Un juge québécois a approuvé un recours collectif pour les propriétaires de certaines cuisinières Samsung.
Ce texte est une traduction d’un contenu de CTV News.
Le recours allègue que les plaques de cuisson sont trop faciles à allumer et présentent un risque d’incendie.
Il affirme également que les personnes et les animaux domestiques peuvent heurter le panneau de commande et allumer accidentellement les brûleurs.
Le juge Martin F. Sheehan de la Cour supérieure du Québec a autorisé le recours collectif le 17 décembre, permettant ainsi à l’action en justice de se poursuivre.
Il s’appliquerait à tout consommateur du Québec qui, depuis 2013, a acheté au moins l’une des 300 000 cuisinières électriques Samsung à boutons frontaux qui ont été rappelées par Santé Canada.
Le plaignant principal est Pascal Desmedt, un homme de la région de Montréal qui a acheté l’une des cuisinières Samsung concernées chez Rona à Mascouche, au Québec, le 19 janvier 2024, pour 2305,91 $.

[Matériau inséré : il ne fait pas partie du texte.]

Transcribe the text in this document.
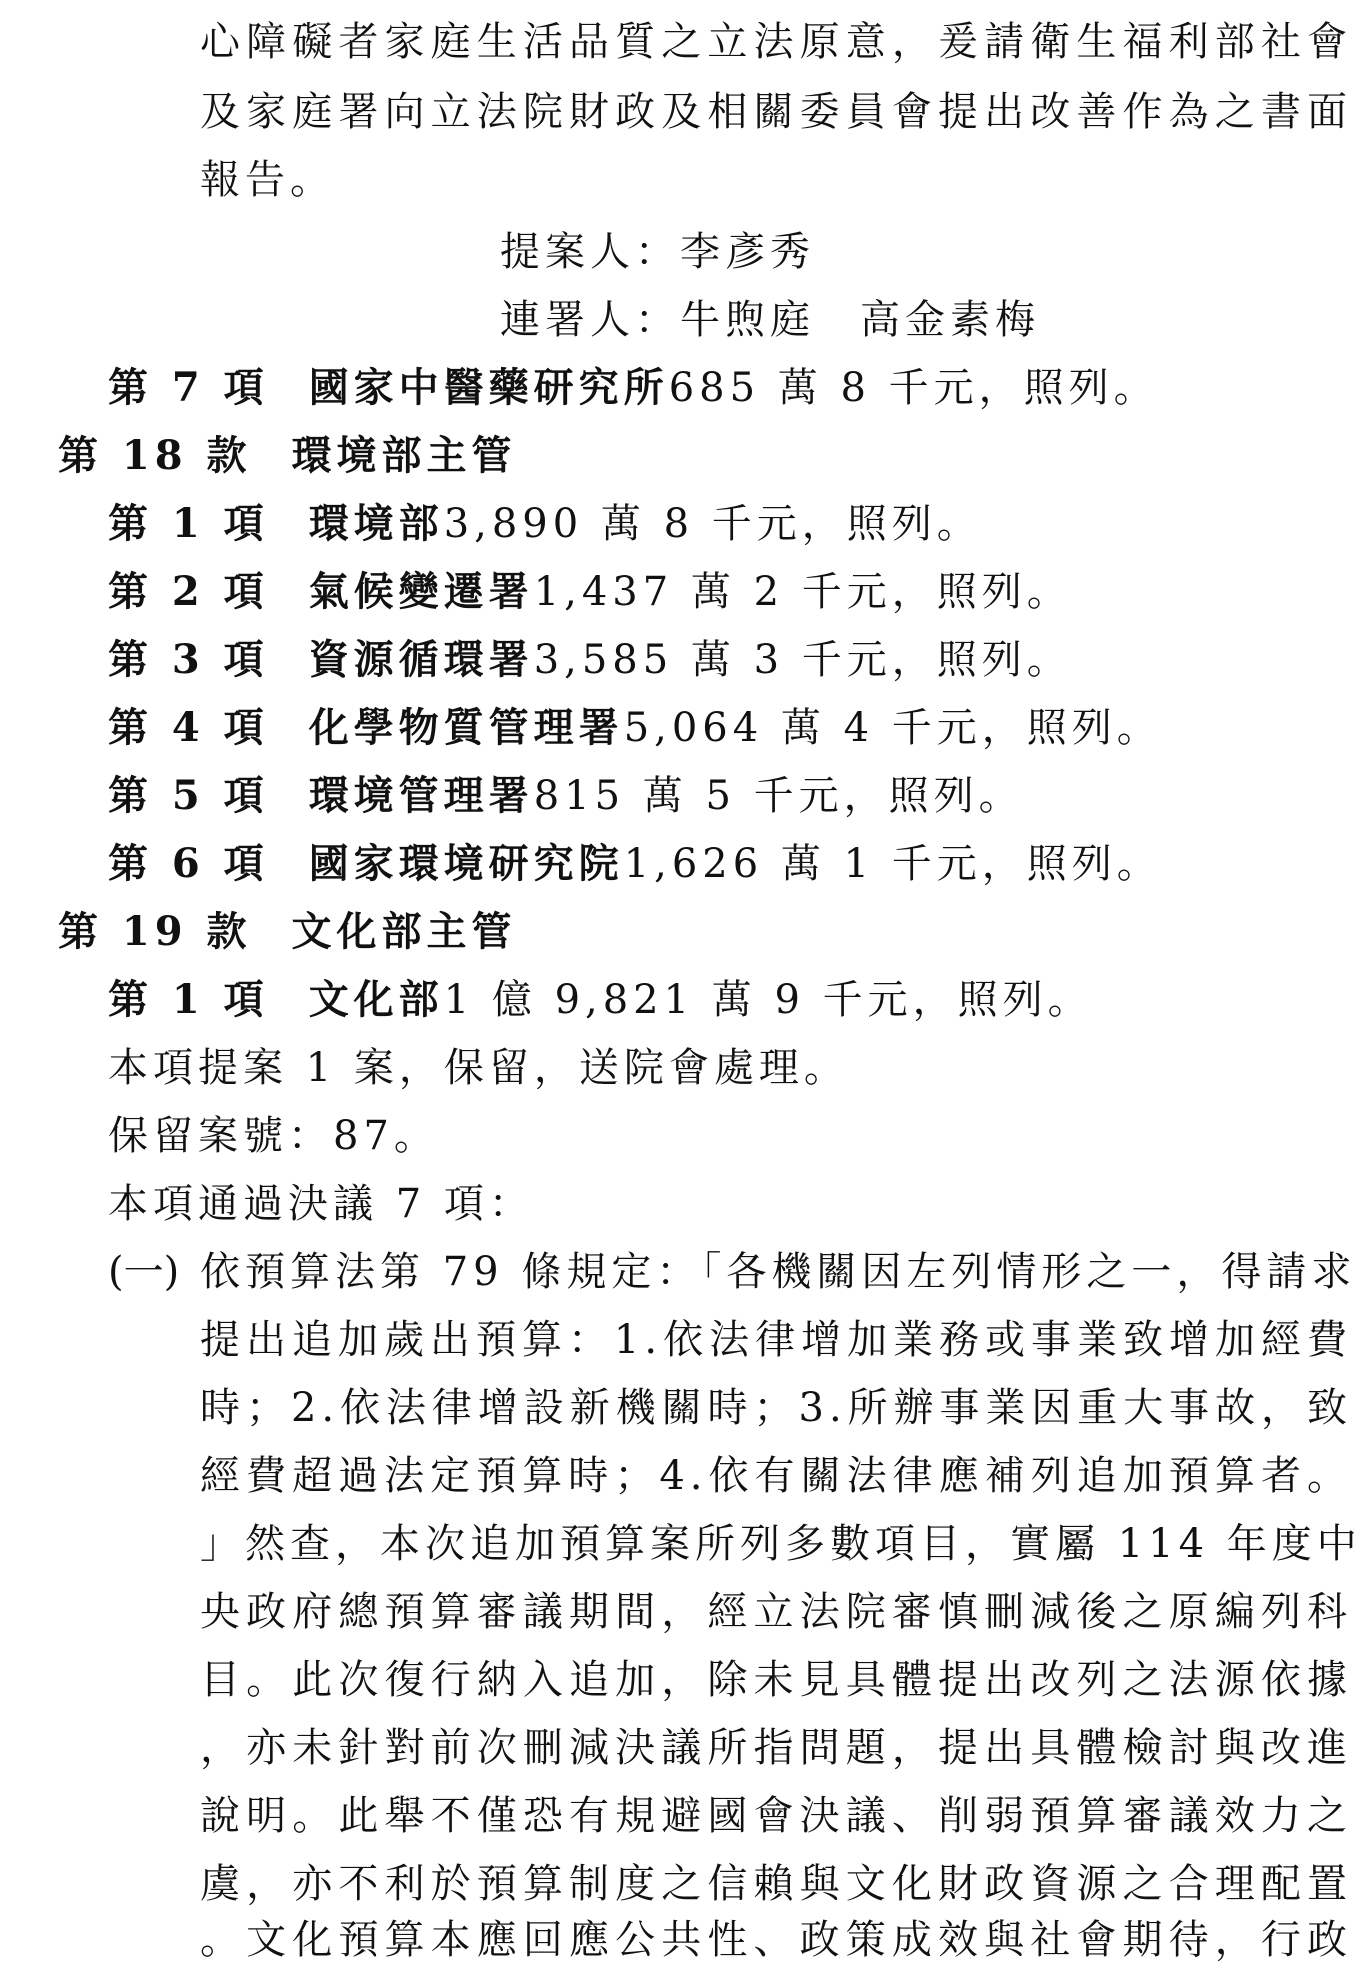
心障礙者家庭生活品質之立法原意，爰請衛生福利部社會
及家庭署向立法院財政及相關委員會提出改善作為之書面
報告。
提案人：李彥秀
連署人：牛煦庭　高金素梅
第 7 項 國家中醫藥研究所685 萬 8 千元，照列。
第 18 款 環境部主管
第 1 項 環境部3,890 萬 8 千元，照列。
第 2 項 氣候變遷署1,437 萬 2 千元，照列。
第 3 項 資源循環署3,585 萬 3 千元，照列。
第 4 項 化學物質管理署5,064 萬 4 千元，照列。
第 5 項 環境管理署815 萬 5 千元，照列。
第 6 項 國家環境研究院1,626 萬 1 千元，照列。
第 19 款 文化部主管
第 1 項 文化部1 億 9,821 萬 9 千元，照列。
本項提案 1 案，保留，送院會處理。
保留案號：87。
本項通過決議 7 項：
(一) 依預算法第 79 條規定：「各機關因左列情形之一，得請求
提出追加歲出預算：1.依法律增加業務或事業致增加經費
時；2.依法律增設新機關時；3.所辦事業因重大事故，致
經費超過法定預算時；4.依有關法律應補列追加預算者。
」然查，本次追加預算案所列多數項目，實屬 114 年度中
央政府總預算審議期間，經立法院審慎刪減後之原編列科
目。此次復行納入追加，除未見具體提出改列之法源依據
，亦未針對前次刪減決議所指問題，提出具體檢討與改進
說明。此舉不僅恐有規避國會決議、削弱預算審議效力之
虞，亦不利於預算制度之信賴與文化財政資源之合理配置
。文化預算本應回應公共性、政策成效與社會期待，行政
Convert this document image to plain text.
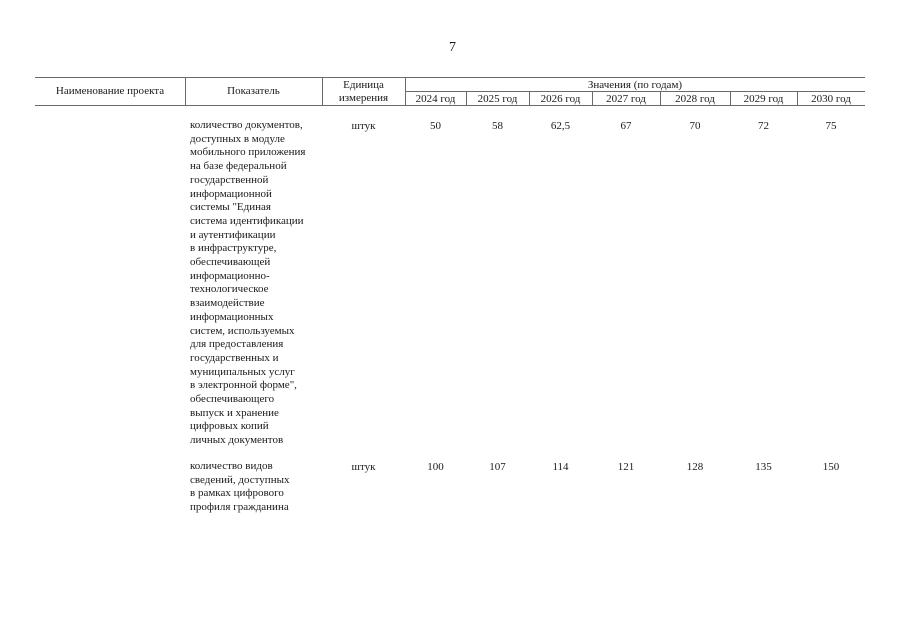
7
Наименование проекта	Показатель	Единица
измерения
Значения (по годам)
2024 год	2025 год	2026 год	2027 год	2028 год	2029 год	2030 год
количество документов,
доступных в модуле
мобильного приложения
на базе федеральной
государственной
информационной
системы "Единая
система идентификации
и аутентификации
в инфраструктуре,
обеспечивающей
информационно-
технологическое
взаимодействие
информационных
систем, используемых
для предоставления
государственных и
муниципальных услуг
в электронной форме",
обеспечивающего
выпуск и хранение
цифровых копий
личных документов
штук	50	58	62,5	67	70	72	75
количество видов
сведений, доступных
в рамках цифрового
профиля гражданина
штук	100	107	114	121	128	135	150
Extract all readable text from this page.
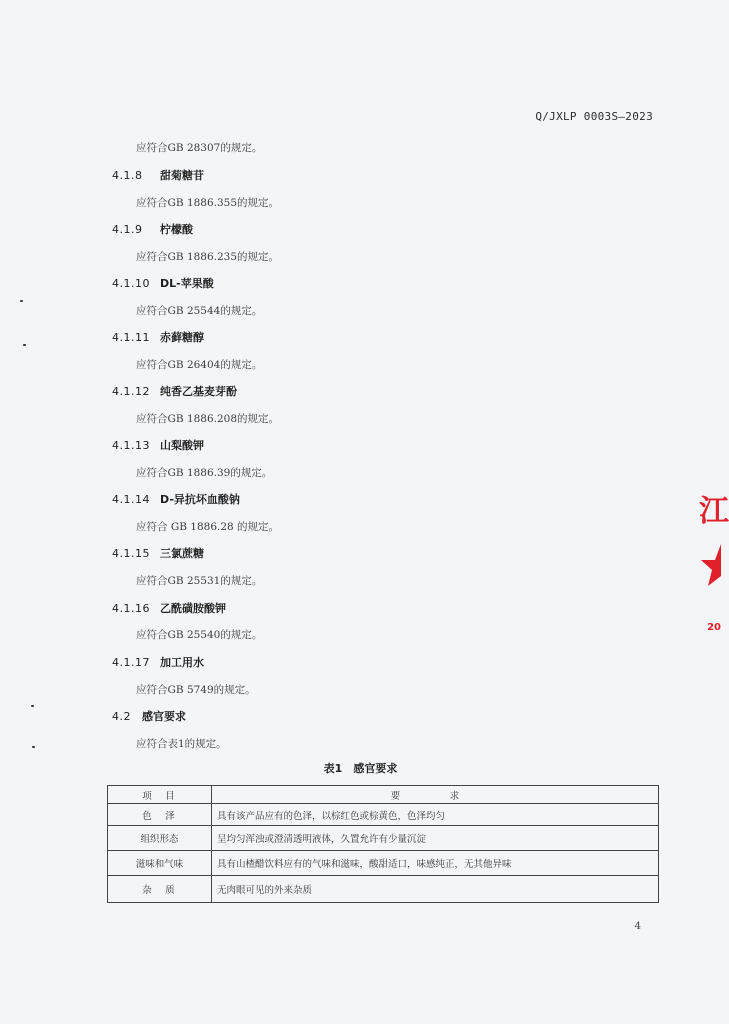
Q/JXLP 0003S—2023
应符合GB 28307的规定。
4.1.8 甜菊糖苷
应符合GB 1886.355的规定。
4.1.9 柠檬酸
应符合GB 1886.235的规定。
4.1.10 DL-苹果酸
应符合GB 25544的规定。
4.1.11 赤藓糖醇
应符合GB 26404的规定。
4.1.12 纯香乙基麦芽酚
应符合GB 1886.208的规定。
4.1.13 山梨酸钾
应符合GB 1886.39的规定。
4.1.14 D-异抗坏血酸钠
应符合 GB 1886.28 的规定。
4.1.15 三氯蔗糖
应符合GB 25531的规定。
4.1.16 乙酰磺胺酸钾
应符合GB 25540的规定。
4.1.17 加工用水
应符合GB 5749的规定。
4.2 感官要求
应符合表1的规定。
表1　感官要求
项　目	要　求
色　泽	具有该产品应有的色泽，以棕红色或棕黄色，色泽均匀
组织形态	呈均匀浑浊或澄清透明液体，久置允许有少量沉淀
滋味和气味	具有山楂醋饮料应有的气味和滋味，酸甜适口，味感纯正，无其他异味
杂　质	无肉眼可见的外来杂质
4
江
20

«En juin 2024, le demandeur a laissé une boîte de flocons d’avoine sur sa cuisinière et est rentré chez lui où il a senti une odeur de brûlé. Il ne comprenait pas comment cela avait pu se produire, car il n’avait pas allumé sa cuisinière. Il soupçonne que la cuisinière s’est allumée par inadvertance lorsqu’il l’a effleurée en posant ses courses sur le comptoir de la cuisine», affirme le recours collectif.
Le procès cite des articles de presse sur des incendies liés à ces cuisinières et indique que Samsung a reçu plus de 300 signalements d’activations accidentelles par des animaux domestiques ou des humains depuis 2013, qui ont provoqué environ 250 incendies.
Samsung a rappelé les cuisinières, mais a également fait valoir devant le tribunal qu’elles n’étaient pas utilisées correctement.
M. Desmedt a indiqué vendredi qu’il était tellement inquiet au sujet de sa cuisinière qu’il coupait l’alimentation électrique afin qu’elle ne puisse pas être allumée accidentellement.
«Ce que nous faisons, en gros, c’est que je coupe le disjoncteur le soir lorsque nous quittons la maison, le disjoncteur est éteint. Nous ne pouvons pas prendre le risque... Même s’il n’y a rien sur la cuisinière», a-t-il affirmé lors d’une entrevue.
«Il y a le chat qui monte sur la cuisinière parce que les chats aiment prendre de la hauteur, alors ils sautent partout. Nous ne pouvons donc pas prendre le risque de blesser nos animaux parce que les cuisinières se sont allumées et que nous ne sommes pas là.»
— Pascal Desmedt
Le procès vise à obtenir le remboursement des consommateurs ainsi que 2000 dollars de dommages et intérêts.